No analyst ratings for TBHC.
View All RatingsHigh margin volatility — erratic forensic earnings quality
| Factor | Global | Sector | Tilt |
|---|---|---|---|
| PROFITABILITY | 33 | 15 | +18ALPHA |
| MOMENTUM | 31 | 26 | +5NEUTRAL |
| VALUATION | 40 | 37 | +3NEUTRAL |
| INVESTMENT | 35 | 58 | -23DRAG |
| STABILITY | 32 | 28 | +4NEUTRAL |
| SHORT INT | 18 | 5 | +13ALPHA |
Global = full universe. Sector = relative to industry peers. Positive tilt indicates idiosyncratic strength.
ROE proxy 22.0% (sector 8.9%)
GM 18% vs sector 36%, OM -13% vs sector 4%
Capital turnover N/A
Rev growth 27%, 11yr history
Interest coverage N/A
Composite assessment of profitability, capital efficiency, and financial strength. Top-tier entities demonstrate sustainable cash flow generation and elite competitive moats.
Profit generated per dollar of shareholder equity
Efficiency of asset utilization
Pricing power and cost efficiency
Core business profitability
Bottom-line profitability
The Quality factor evaluates the persistence and magnitude of realized cash flows. Companies with scores >70 exhibit superior pricing power and structural financial resilience through diverse economic regimes.
Our uncertainty rating tracks the predictability of future cash flows and potential for permanent capital loss. Moderate visibility with standard industry cyclicality.
Our quantitative model flags BRAND HOUSE COLLECTIVE, INC. with an Avoid rating, assigning a composite score of 32.6/100 and 1 out of 5 stars. Ranked #4327 of 7,333 stocks, TBHC falls in the bottom tier across key factors. Historically, stocks with this profile have faced elevated risk of underperformance and capital loss.
TBHC's quality score of 33/100 is below average, suggesting challenges with profitability or capital efficiency. The company reports a return on equity of 22.0% (sector avg: 8.9%), gross margins of 18.4% (sector avg: 36.2%), net margins of -15.1% (sector avg: 1.6%). Investors should examine whether management is actively addressing these weaknesses or if they reflect structural industry headwinds.
With a value score of 40/100, TBHC appears somewhat expensive relative to its fundamentals. Key valuation metrics include an EV/EBITDA of 12.15x. Investors paying a premium here are likely betting on above-average growth or margin expansion to justify current prices.
BRAND HOUSE COLLECTIVE, INC.'s investment score of 35/100 suggests limited reinvestment activity. Key growth metrics include revenue growth of 26.9% vs. a sector average of 3.8% and a return on assets of -20.8% (sector: 2.9%). While this can be positive for mature, cash-generative businesses returning capital to shareholders, it may also signal a lack of growth opportunities or management conservatism.

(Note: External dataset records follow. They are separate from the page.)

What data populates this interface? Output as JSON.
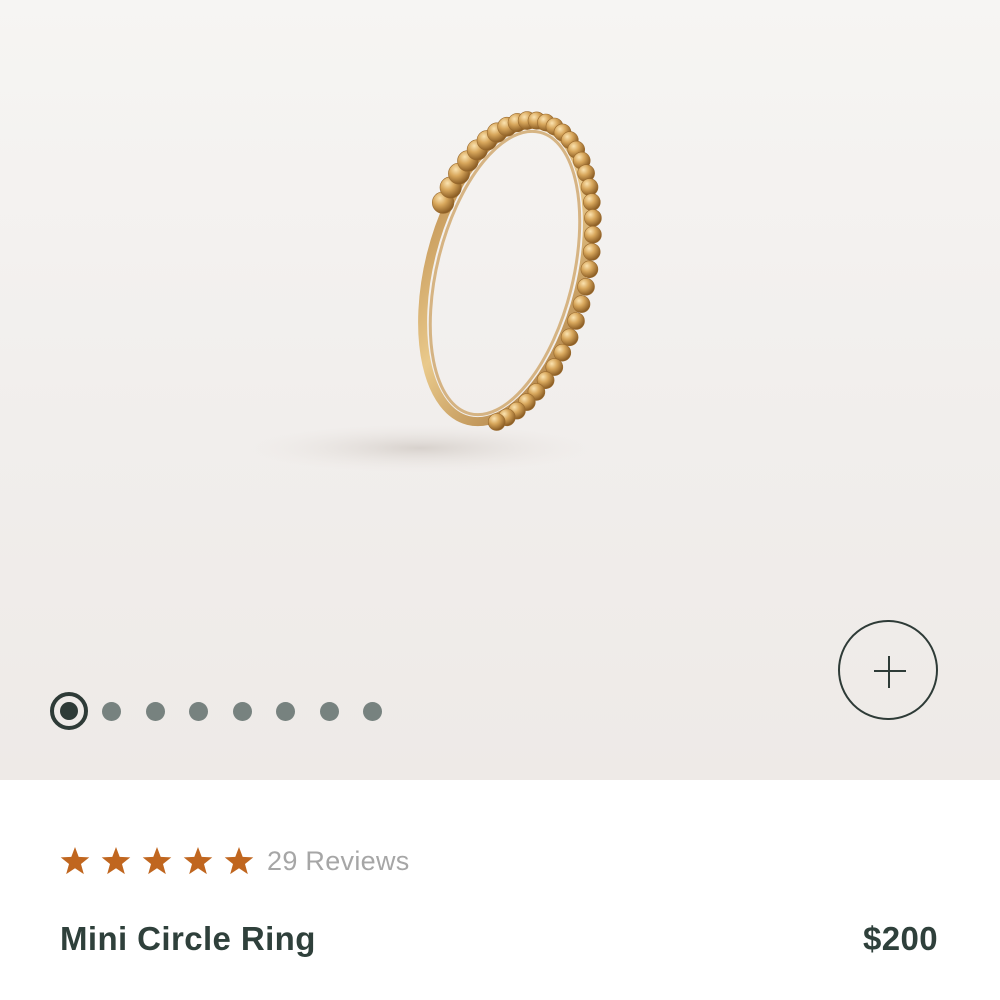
{
  "gallery": {
    "image_alt": "Mini Circle Ring",
    "total_images": 8,
    "active_index": 0,
    "zoom_icon": "plus-icon"
  },
  "product": {
    "rating": 5,
    "max_rating": 5,
    "reviews_label": "29 Reviews",
    "name": "Mini Circle Ring",
    "price": "$200"
  },
  "colors": {
    "accent": "#2e3b37",
    "star": "#c0661f",
    "dot_inactive": "#77827f",
    "text_muted": "#a6a6a6",
    "text_primary": "#2f403b",
    "ring_gold": "#d4a25a"
  }
}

TBHC is currently showing below-average momentum at 31/100, which may indicate weakening institutional interest or negative sentiment shifts. Revenue growth stands at 26.9% year-over-year, while a beta of 1.15 reflects its sensitivity to broader market moves. Investors should note that declining momentum can precede further price weakness, though contrarian opportunities sometimes emerge at these levels.

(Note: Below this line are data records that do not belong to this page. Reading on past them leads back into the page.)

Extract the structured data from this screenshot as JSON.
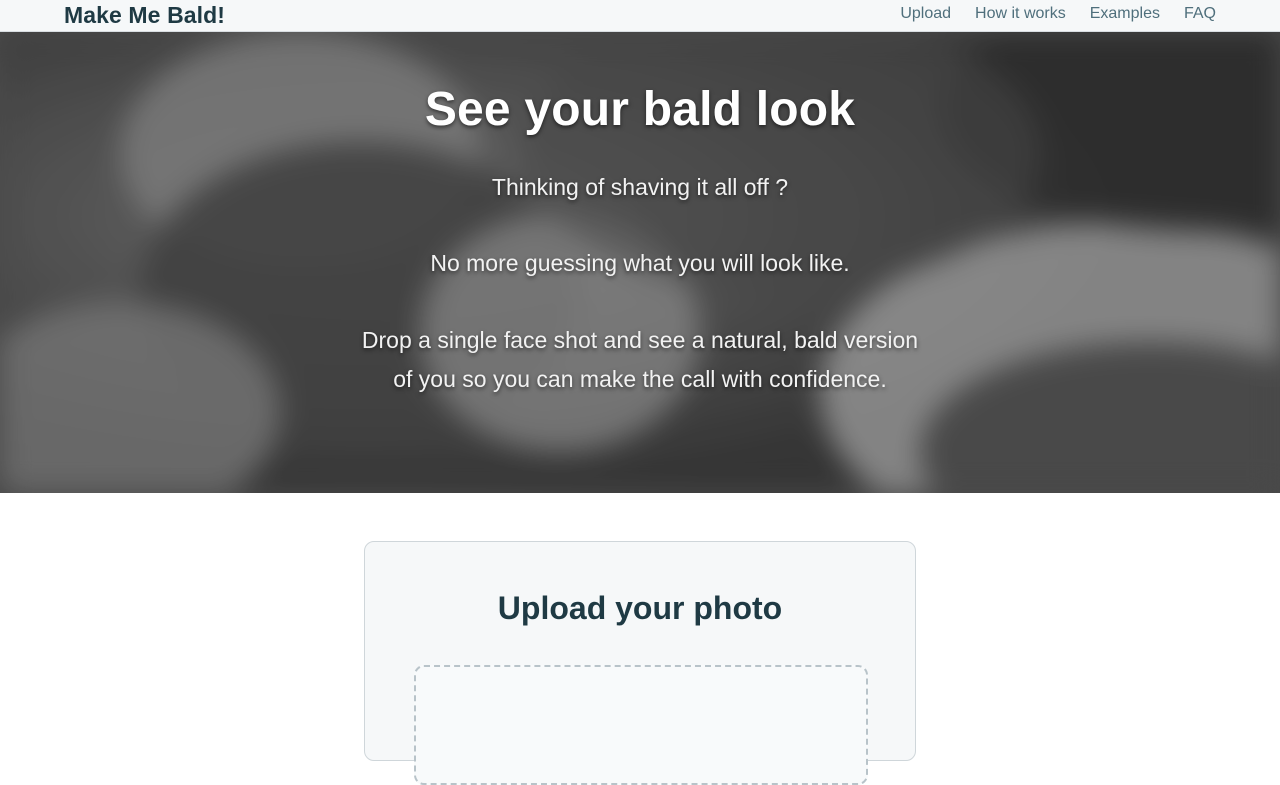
{
  "nav": {
    "brand": "Make Me Bald!",
    "links": [
      {
        "label": "Upload"
      },
      {
        "label": "How it works"
      },
      {
        "label": "Examples"
      },
      {
        "label": "FAQ"
      }
    ]
  },
  "hero": {
    "title": "See your bald look",
    "line1": "Thinking of shaving it all off ?",
    "line2": "No more guessing what you will look like.",
    "line3a": "Drop a single face shot and see a natural, bald version",
    "line3b": "of you so you can make the call with confidence."
  },
  "upload": {
    "title": "Upload your photo"
  },
  "colors": {
    "brand_text": "#1f3a44",
    "nav_link": "#4f6f7c",
    "nav_bg": "#f6f8f9",
    "card_bg": "#f6f8f9"
  }
}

TBHC's stability score of 32/100 signals elevated volatility and/or leverage concerns. Key stability metrics include a beta of 1.15. Investors should be prepared for wider-than-average price swings and consider position sizing accordingly to manage portfolio risk.

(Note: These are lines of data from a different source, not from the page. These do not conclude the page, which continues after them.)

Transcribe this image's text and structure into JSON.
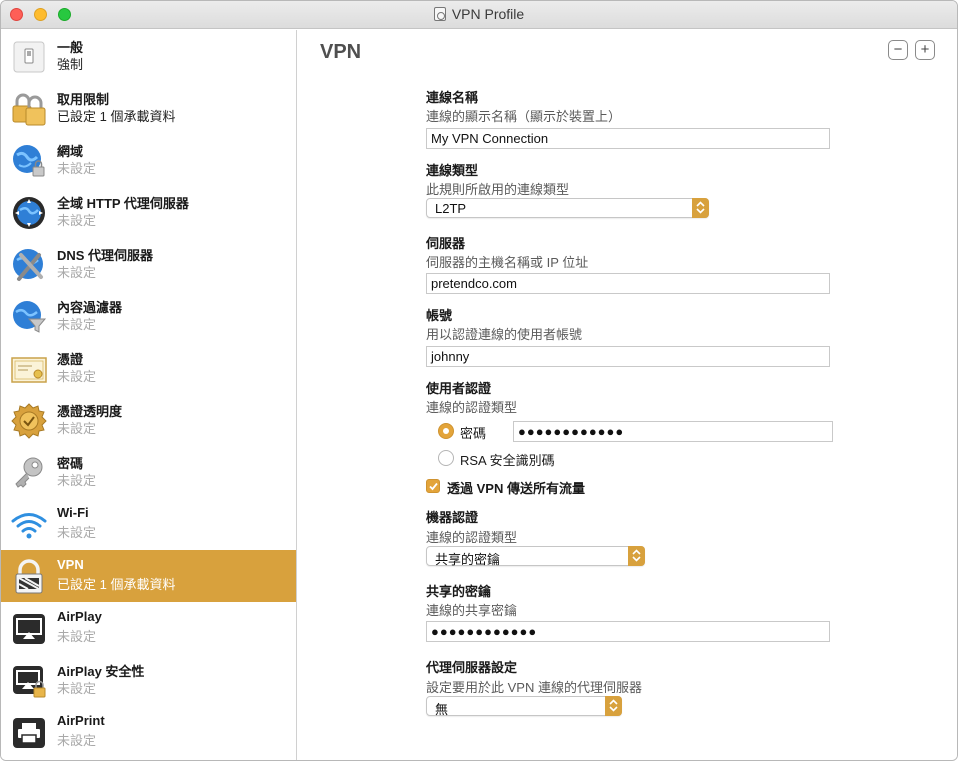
{
  "window": {
    "title": "VPN Profile"
  },
  "sidebar": {
    "items": [
      {
        "icon": "general-icon",
        "title": "一般",
        "subtitle": "強制"
      },
      {
        "icon": "restrictions-icon",
        "title": "取用限制",
        "subtitle": "已設定 1 個承載資料"
      },
      {
        "icon": "domains-icon",
        "title": "網域",
        "subtitle": "未設定"
      },
      {
        "icon": "global-http-proxy-icon",
        "title": "全域 HTTP 代理伺服器",
        "subtitle": "未設定"
      },
      {
        "icon": "dns-proxy-icon",
        "title": "DNS 代理伺服器",
        "subtitle": "未設定"
      },
      {
        "icon": "content-filter-icon",
        "title": "內容過濾器",
        "subtitle": "未設定"
      },
      {
        "icon": "certificate-icon",
        "title": "憑證",
        "subtitle": "未設定"
      },
      {
        "icon": "certificate-transparency-icon",
        "title": "憑證透明度",
        "subtitle": "未設定"
      },
      {
        "icon": "passcode-key-icon",
        "title": "密碼",
        "subtitle": "未設定"
      },
      {
        "icon": "wifi-icon",
        "title": "Wi-Fi",
        "subtitle": "未設定"
      },
      {
        "icon": "vpn-lock-icon",
        "title": "VPN",
        "subtitle": "已設定 1 個承載資料"
      },
      {
        "icon": "airplay-icon",
        "title": "AirPlay",
        "subtitle": "未設定"
      },
      {
        "icon": "airplay-security-icon",
        "title": "AirPlay 安全性",
        "subtitle": "未設定"
      },
      {
        "icon": "airprint-icon",
        "title": "AirPrint",
        "subtitle": "未設定"
      }
    ],
    "selected_index": 10
  },
  "main": {
    "title": "VPN",
    "remove_label": "−",
    "add_label": "+",
    "connection_name": {
      "label": "連線名稱",
      "description": "連線的顯示名稱（顯示於裝置上）",
      "value": "My VPN Connection"
    },
    "connection_type": {
      "label": "連線類型",
      "description": "此規則所啟用的連線類型",
      "value": "L2TP"
    },
    "server": {
      "label": "伺服器",
      "description": "伺服器的主機名稱或 IP 位址",
      "value": "pretendco.com"
    },
    "account": {
      "label": "帳號",
      "description": "用以認證連線的使用者帳號",
      "value": "johnny"
    },
    "user_auth": {
      "label": "使用者認證",
      "description": "連線的認證類型",
      "password_option": "密碼",
      "password_value": "●●●●●●●●●●●●",
      "rsa_option": "RSA 安全識別碼",
      "selected": "密碼"
    },
    "send_all_traffic": {
      "label": "透過 VPN 傳送所有流量",
      "checked": true
    },
    "machine_auth": {
      "label": "機器認證",
      "description": "連線的認證類型",
      "value": "共享的密鑰"
    },
    "shared_secret": {
      "label": "共享的密鑰",
      "description": "連線的共享密鑰",
      "value": "●●●●●●●●●●●●"
    },
    "proxy": {
      "label": "代理伺服器設定",
      "description": "設定要用於此 VPN 連線的代理伺服器",
      "value": "無"
    }
  },
  "colors": {
    "accent": "#d8a13d",
    "selection": "#d8a13d"
  }
}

BRAND HOUSE COLLECTIVE, INC.'s short interest score of 18/100 reveals significant bearish positioning, suggesting institutional investors are actively betting against the stock. Specific risk factors include micro-cap liquidity risk. At $34M (micro-cap), TBHC carries meaningful risk and is best suited for investors with high risk tolerance who have thoroughly evaluated the bear thesis.
BRAND HOUSE COLLECTIVE, INC. is a micro-cap company in the Retail Trade sector, ranked #0 of 50 in its sector (100th percentile) and #4327 of 7,333 overall (41st percentile). Key comparisons include ROE of 22.0% exceeding the 8.9% sector median and operating margins of -13.3% below the 3.9% sector average. This top-quartile standing reflects exceptional competitive strength relative to Retail Trade peers.
While TBHC currently exhibits a AVOID profile, superior opportunities exist within the RETAIL TRADE sector. Our model identifies several "Strong Buy" candidates with higher quality scores and more attractive valuations among direct industry competitors.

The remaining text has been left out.